Concrete-thin = báo. Anything you can hold up and look through — paper, fabric, slices of meat, pancakes, ice — is báo. Its direct opposite is 厚 (thick): 薄的书 vs 厚的书. Soup or coffee being weak is also báo (汤太薄), and so is cold/aloof manner (他对我很薄).
mistakes
薄 has a second reading 薄 for abstract or literary "slight / weak / meager": 薄弱 (frail), 单薄 (thin/flimsy), 微薄 (meager), 刻薄 (harsh), 厚此薄彼. A third bò survives only in 薄荷 (mint). Rule of thumb: if it's a physical thin object → báo; if it's a figurative compound → bó.

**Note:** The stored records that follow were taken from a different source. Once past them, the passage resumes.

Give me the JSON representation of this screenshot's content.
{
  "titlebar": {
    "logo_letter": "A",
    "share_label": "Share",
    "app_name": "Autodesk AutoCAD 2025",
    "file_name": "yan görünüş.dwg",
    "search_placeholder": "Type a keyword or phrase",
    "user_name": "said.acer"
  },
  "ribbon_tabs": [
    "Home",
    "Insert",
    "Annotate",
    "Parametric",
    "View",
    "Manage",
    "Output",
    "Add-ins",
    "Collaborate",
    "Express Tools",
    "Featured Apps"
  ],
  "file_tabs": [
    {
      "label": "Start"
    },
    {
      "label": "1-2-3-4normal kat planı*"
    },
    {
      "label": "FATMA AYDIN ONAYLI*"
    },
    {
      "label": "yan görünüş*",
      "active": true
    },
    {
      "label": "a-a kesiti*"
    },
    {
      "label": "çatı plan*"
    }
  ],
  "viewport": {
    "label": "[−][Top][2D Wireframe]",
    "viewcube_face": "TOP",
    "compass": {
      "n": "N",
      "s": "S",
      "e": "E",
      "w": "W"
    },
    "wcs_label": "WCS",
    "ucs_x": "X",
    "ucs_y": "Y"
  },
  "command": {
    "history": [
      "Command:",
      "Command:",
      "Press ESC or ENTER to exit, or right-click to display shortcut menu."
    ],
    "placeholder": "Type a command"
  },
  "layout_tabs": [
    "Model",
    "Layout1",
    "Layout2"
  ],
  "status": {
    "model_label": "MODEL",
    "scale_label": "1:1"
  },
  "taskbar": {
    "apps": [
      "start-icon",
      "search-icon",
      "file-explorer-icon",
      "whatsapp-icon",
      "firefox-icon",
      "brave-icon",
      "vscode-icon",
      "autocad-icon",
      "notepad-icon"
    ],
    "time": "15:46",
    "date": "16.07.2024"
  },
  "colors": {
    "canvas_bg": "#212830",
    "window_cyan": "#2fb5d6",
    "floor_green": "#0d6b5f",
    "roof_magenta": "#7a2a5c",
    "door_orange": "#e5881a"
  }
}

Grass radical on top — three strokes evoking two sprouts side by side, the standing form of 艸. It supplies meaning: 薄 originally referred to thin reeds and slim plant stalks, then generalised to 'thin, slight, weak' — including 薄荷 (mint), 薄饼 (thin pancake) and 单薄 (flimsy). Same radical anchors a vast plant family.
溥 supplies the sound, drifting tone to báo / bó. Same phonetic stem also feeds 博 (broad), 簿 (booklet) and 搏 (grapple). 溥 itself is 氵 + 尃 'spread water' — broad and thin — which echoes the 'thin' meaning of 薄. Useful both as sound and as a faint semantic flavour.